4.3.3De bijzondere overwegingen met betrekking tot het bewijs van feit 1 en feit 2
Juridisch kader feit 1
Volgens vaste jurisprudentie van de Hoge Raad is voor een veroordeling terzake van bedreiging vereist dat de bedreigde van de bedreiging op de hoogte is geraakt en dat de bedreiging van dien aard is en onder zodanige omstandigheden is geschied, dat bij de bedreigde de redelijke vrees kon ontstaan dat het misdrijf waarmee gedreigd werd, ook gepleegd zou worden. Het opzet van verdachte moet gericht zijn op deze beide aspecten. Het is niet vereist dat de dader het voornemen heeft gehad om de bedreiging ook te realiseren.
Juridisch kader feit 2
De strekking van artikel 285a van het Wetboek van Strafrecht is dat wordt voorkomen dat getuigen door dreigementen of op andere manieren worden beïnvloed en daardoor niet meer in vrijheid een verklaring kunnen afleggen, bij de rechter of bij een (politie)ambtenaar. De strafbaarstelling ziet -gelet op de wetsgeschiedenis- ook op de beïnvloeding van een getuige om terug te komen op een eerder afgelegde verklaring, dan wel die verklaring te wijzigen. Voldoende is dat komt vast te staan dat de uiting kennelijk bedoeld is om de vrijheid van een persoon om naar waarheid of geweten ten overstaan van een rechter of ambtenaar een verklaring af te leggen, te beïnvloeden. Het is niet vereist dat komt vast te staan dat die kennelijke bedoeling ook tot een daadwerkelijke beïnvloeding heeft geleid.

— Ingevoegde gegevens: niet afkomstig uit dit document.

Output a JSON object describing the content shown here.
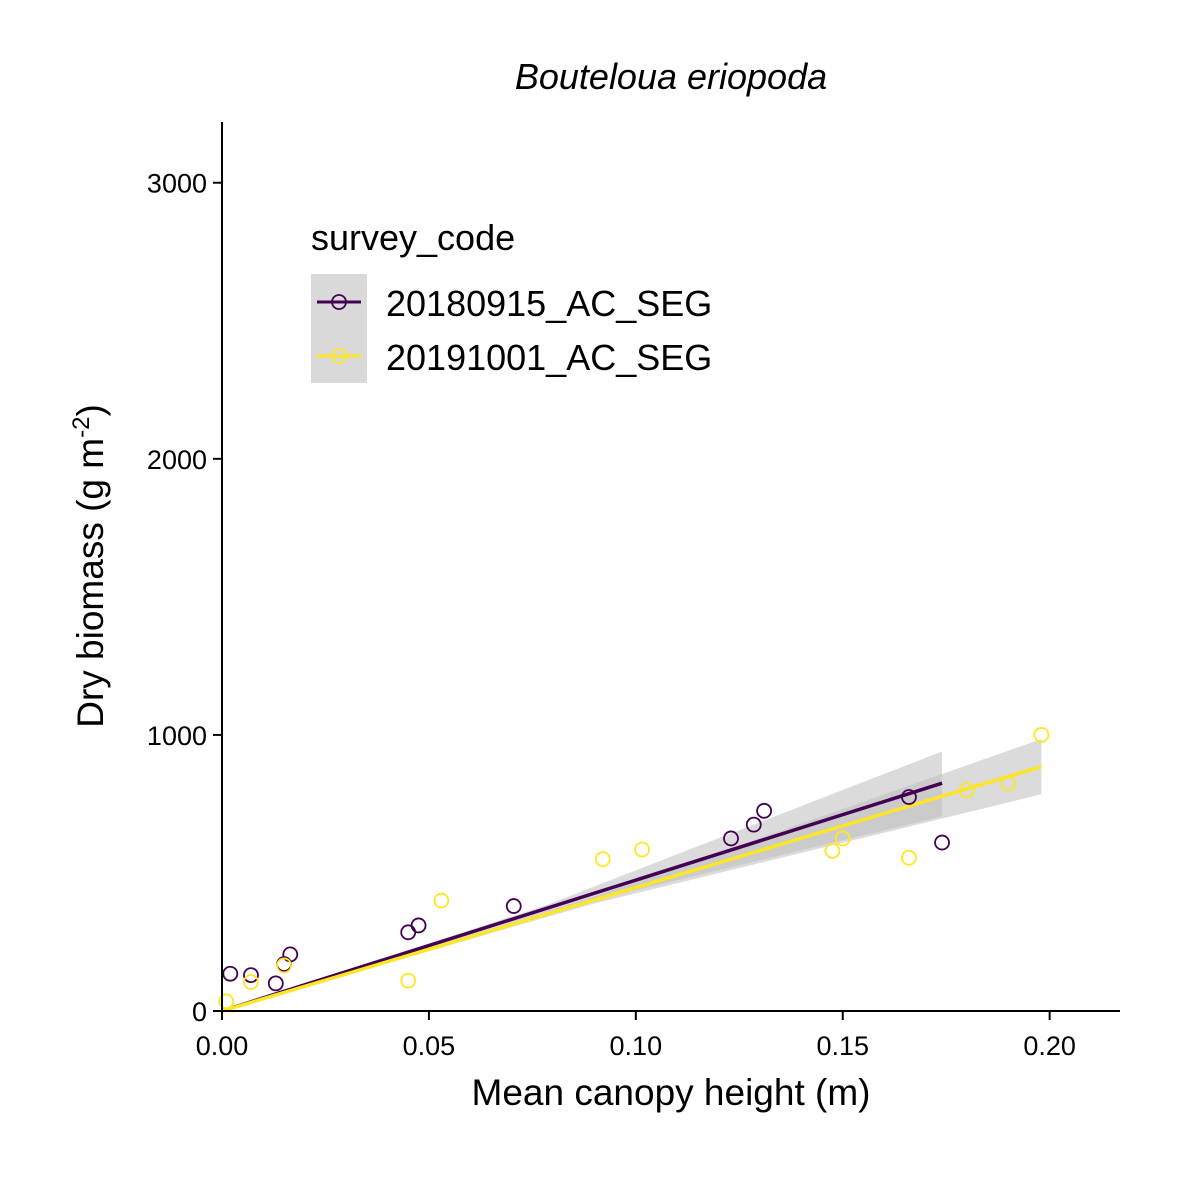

Feiten en omstandigheden[getuige] heeft in zijn aangifte verklaard dat hij op 24 februari 2023 op de tram is gestapt en daar [medeverdachte 1] is tegengekomen. Deze medeverdachte maakte contact met hem, waarna hij aan [getuige] zou hebben gevraagd waarom hij over zijn broer ( [verdachte] ) een verklaring heeft afgelegd. [medeverdachte 1] heeft vervolgens via Snapchat zijn broer gebeld. Verdachte zou onder andere het volgende tegen [getuige] hebben gezegd:
"Je hebt gepraat over grote cocaïnehandel. Als jij het echt hebt verlinkt, en jij gaat niet nu naar het politiebureau om jouw verklaring in te trekken en te vertellen dat er niks van waar is, dan komen ze je vermoorden."Daarna heeft verdachte schreeuwend aan [getuige] te verstaan gegeven:
"Je hebt zeven dagen de tijd om bij [naam] een verklaring van bij de politie achter te laten, zodat ik kan zien dat je verteld hebt dat er niks van waar is. Als je dit niet doet dan ga je dood."[getuige] heeft de toezegging gedaan dat hij zijn verklaring zal intrekken, waardoor verdachte gekalmeerd is geraakt. Verdachte is telkens aan de lijn gebleven en de [medeverdachte 1] is voortdurend met [getuige] meegelopen.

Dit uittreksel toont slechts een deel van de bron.